For more than 20 years, the Minneapolis strategist waded through the state’s political landscape, serving as a GOP activist, lobbyist and writer. She flexed her writing skills on her Politics in Minnesota newsletter and state directory, and also offered up her views on politics to local and national media.

She was unafraid to speak her mind, but listened to those on the other side of the aisle, too — evidenced upon her death by the outpouring of emotional condolences from people across the political spectrum.

“We will miss her keen insights and wonderful wit,” Gov. Mark Dayton said Saturday.

Janecek grew up in New Brighton and was class president at Irondale High School. She went on to the University of Minnesota, where she also earned a law degree.

In the late 1980s, she kicked off her career as a state lobbyist. Naturally analytical and curious, she gained respect for her sharp skills and drive to toil long hours, her family said. Especially at the start of her career, she often was the only woman in a group of men.

From 1990 to 2002, she and Wy Spano, a Democrat, ran a lobbying firm together. “She was quite willing to listen to the other side of whatever the discussion was,” he said.

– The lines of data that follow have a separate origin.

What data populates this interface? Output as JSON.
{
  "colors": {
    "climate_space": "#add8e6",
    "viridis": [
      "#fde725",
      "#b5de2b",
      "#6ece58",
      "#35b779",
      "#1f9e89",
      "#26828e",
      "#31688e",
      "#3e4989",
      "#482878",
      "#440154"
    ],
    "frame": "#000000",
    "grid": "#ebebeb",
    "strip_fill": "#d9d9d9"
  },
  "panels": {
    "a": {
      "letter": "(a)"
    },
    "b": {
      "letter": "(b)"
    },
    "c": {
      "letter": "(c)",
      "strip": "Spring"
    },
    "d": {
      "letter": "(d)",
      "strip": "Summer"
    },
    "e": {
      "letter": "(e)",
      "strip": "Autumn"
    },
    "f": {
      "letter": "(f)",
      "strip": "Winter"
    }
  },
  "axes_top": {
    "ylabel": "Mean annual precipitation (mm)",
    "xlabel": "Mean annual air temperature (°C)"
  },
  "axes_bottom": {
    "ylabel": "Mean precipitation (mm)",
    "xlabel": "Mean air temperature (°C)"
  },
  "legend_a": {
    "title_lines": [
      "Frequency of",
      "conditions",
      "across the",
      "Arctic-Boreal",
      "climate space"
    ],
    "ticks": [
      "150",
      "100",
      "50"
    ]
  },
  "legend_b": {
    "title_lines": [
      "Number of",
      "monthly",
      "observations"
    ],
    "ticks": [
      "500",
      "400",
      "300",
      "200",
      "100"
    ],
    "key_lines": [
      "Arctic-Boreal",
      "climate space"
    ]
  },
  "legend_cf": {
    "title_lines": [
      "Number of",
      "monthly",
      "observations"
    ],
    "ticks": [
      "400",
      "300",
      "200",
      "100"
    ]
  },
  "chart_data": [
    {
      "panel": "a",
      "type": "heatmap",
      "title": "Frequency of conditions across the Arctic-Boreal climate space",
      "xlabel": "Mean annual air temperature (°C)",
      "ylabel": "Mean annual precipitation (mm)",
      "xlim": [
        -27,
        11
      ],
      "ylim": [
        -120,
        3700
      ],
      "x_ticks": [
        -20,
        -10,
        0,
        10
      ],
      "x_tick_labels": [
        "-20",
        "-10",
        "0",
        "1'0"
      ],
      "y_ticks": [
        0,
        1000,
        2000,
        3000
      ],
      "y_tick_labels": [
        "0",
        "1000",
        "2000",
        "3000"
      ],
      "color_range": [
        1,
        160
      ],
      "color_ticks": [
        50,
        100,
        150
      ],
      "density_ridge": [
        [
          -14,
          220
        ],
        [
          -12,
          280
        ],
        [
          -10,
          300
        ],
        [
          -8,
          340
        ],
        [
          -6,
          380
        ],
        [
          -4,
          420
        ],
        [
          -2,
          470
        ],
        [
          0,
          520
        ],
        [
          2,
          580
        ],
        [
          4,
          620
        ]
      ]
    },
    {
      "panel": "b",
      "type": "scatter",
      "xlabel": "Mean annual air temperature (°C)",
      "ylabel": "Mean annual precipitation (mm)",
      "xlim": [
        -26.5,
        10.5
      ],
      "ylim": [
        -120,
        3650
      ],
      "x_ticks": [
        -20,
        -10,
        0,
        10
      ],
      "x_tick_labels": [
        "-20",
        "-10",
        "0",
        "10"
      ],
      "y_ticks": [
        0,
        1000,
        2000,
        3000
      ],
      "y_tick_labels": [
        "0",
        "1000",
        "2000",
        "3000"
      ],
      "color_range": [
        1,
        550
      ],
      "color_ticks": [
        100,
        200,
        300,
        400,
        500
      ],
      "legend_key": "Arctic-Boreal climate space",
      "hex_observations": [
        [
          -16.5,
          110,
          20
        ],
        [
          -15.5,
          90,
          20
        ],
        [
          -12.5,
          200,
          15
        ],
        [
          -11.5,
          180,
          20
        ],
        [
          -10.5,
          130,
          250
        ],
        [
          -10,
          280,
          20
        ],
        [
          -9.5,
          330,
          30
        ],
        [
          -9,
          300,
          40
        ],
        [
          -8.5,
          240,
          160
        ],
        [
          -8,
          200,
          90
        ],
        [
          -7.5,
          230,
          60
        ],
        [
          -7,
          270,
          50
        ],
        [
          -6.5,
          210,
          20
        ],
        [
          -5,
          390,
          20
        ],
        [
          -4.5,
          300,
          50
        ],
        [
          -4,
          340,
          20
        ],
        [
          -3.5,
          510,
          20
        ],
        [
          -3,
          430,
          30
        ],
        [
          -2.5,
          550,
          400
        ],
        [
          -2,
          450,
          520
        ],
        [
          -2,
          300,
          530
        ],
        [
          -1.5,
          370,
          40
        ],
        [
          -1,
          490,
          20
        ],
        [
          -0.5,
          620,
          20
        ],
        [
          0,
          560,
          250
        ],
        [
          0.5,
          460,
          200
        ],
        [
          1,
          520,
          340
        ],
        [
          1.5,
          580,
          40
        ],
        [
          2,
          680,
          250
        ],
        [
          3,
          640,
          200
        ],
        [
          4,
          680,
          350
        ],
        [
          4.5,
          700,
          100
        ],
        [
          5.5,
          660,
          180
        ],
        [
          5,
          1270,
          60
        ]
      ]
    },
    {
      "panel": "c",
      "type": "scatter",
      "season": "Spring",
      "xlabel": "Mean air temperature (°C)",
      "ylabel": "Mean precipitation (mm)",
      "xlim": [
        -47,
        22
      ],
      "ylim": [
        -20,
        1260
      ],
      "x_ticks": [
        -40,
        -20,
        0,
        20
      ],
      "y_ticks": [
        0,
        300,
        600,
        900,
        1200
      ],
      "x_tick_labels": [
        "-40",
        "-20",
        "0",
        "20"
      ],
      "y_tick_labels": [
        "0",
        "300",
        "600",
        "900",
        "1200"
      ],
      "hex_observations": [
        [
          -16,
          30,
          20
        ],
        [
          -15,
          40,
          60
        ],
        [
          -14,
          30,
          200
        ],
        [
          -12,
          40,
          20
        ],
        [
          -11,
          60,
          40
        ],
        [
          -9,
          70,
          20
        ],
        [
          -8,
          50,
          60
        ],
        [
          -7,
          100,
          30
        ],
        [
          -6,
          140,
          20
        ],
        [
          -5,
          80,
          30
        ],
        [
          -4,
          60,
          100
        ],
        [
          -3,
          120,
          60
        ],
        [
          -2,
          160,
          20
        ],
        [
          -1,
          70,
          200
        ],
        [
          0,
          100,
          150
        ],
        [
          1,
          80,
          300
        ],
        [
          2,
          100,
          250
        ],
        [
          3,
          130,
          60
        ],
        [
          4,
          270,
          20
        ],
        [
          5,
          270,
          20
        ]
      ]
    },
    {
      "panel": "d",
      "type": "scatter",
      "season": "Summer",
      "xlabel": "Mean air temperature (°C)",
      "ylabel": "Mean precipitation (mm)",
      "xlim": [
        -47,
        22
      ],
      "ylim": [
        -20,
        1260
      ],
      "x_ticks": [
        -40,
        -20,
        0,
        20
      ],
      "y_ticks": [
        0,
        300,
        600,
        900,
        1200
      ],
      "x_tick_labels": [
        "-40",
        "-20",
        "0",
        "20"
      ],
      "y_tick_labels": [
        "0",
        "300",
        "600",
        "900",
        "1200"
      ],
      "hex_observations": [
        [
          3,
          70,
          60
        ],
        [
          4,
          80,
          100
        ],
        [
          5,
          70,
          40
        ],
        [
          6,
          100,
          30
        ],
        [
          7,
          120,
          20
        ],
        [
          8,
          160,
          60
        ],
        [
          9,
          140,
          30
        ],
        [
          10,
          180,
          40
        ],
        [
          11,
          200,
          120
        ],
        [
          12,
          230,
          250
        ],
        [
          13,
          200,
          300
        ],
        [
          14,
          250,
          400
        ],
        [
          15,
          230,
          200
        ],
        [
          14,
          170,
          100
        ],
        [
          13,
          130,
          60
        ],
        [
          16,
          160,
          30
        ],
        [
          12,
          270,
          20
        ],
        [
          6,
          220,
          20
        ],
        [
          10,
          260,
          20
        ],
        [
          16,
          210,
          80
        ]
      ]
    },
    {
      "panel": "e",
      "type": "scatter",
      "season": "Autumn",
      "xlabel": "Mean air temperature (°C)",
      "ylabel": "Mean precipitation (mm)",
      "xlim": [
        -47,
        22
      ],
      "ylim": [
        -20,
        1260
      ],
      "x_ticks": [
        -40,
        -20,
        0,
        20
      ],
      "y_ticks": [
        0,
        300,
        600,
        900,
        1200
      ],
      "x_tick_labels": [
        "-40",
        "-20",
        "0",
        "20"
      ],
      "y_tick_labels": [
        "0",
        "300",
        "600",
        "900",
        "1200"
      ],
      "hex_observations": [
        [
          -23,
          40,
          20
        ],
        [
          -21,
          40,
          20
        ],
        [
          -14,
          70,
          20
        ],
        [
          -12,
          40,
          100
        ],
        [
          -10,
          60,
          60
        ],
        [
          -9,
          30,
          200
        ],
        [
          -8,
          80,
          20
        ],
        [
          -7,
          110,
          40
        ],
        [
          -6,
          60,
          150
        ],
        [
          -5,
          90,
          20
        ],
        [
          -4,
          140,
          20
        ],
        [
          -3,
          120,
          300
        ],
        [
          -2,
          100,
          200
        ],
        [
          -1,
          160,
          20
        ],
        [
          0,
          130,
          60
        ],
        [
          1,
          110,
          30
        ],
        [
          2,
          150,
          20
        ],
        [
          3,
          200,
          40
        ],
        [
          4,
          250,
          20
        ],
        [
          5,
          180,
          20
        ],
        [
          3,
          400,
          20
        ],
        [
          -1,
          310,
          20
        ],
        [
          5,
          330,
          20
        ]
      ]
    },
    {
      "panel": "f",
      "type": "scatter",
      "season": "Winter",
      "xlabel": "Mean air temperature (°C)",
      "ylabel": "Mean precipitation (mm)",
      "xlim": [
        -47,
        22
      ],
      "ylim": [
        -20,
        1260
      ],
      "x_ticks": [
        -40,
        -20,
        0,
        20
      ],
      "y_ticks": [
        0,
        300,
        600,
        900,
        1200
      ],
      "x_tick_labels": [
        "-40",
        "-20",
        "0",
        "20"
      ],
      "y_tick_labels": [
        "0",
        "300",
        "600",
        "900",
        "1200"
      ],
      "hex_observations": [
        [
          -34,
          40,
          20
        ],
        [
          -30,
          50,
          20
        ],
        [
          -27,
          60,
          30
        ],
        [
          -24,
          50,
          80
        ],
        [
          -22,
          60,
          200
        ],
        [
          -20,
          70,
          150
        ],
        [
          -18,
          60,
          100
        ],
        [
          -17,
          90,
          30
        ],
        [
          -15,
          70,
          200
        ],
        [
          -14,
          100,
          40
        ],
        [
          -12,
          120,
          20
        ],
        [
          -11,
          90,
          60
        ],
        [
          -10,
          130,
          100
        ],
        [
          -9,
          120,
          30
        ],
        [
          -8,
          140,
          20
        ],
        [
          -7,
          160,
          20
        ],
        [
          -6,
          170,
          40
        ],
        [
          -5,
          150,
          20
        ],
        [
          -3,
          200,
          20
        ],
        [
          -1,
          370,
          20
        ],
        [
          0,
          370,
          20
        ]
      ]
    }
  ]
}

Janecek went on to edit the Politics in Minnesota newsletter and serve as publisher of the Politics in Minnesota state directory, collecting interviews for legislators and other public officials throughout the state. The directory was an innovative undertaking, said Blois Olson, who copublished the newsletter with her.

She also worked in consulting, making the rounds of shows on KSTP and TPT to talk politics.

One of Janecek’s most influential opinion pieces was “The bachelor farmer and the marriage vote,” published in the Star Tribune on Oct. 30, 2012. In it, she wrote that unlike many Republicans, she would be voting “no” on the traditional-marriage amendment in honor of her late uncle, a “bachelor farmer” with a longtime devoted friend. “I’m voting ‘no’ for my late uncle, and for all the bachelor farmers who may have been or are gay,” she wrote.

Janecek lived in her beloved Lowry Hill neighborhood, where she enjoyed frequenting dog parks with her yellow Lab.

Her personal life was not without sorrow. Her husband, Bill Scott, who served as a Marine in the Vietnam War and as a Minneapolis police officer, died of cancer that the family said was brought on by Agent Orange exposure. He died in 1998, the same year the two married.

Family was important to Janecek, said her sister, Karen Hoyt, of Champlin. She also loved to travel, often going on group trips or solo tours.

Her recent Facebook feed is full of blue-skied photos from South America until a Dec. 29 post in which she said she was running a fever. She died two weeks later.

Her family will cherish one of the last photos taken of her, in which she is celebrating her birthday high on a chair lift, waving to the camera and framed by the Andes.

“She had a unique zest for life,” Hoyt said. “She had a spark and a fire.”

In addition to her sister, she’s survived by a brother Jim Janecek, of Cottage Grove, and stepchildren Christine, Bill, Sarah and Mark Scott. Services are pending.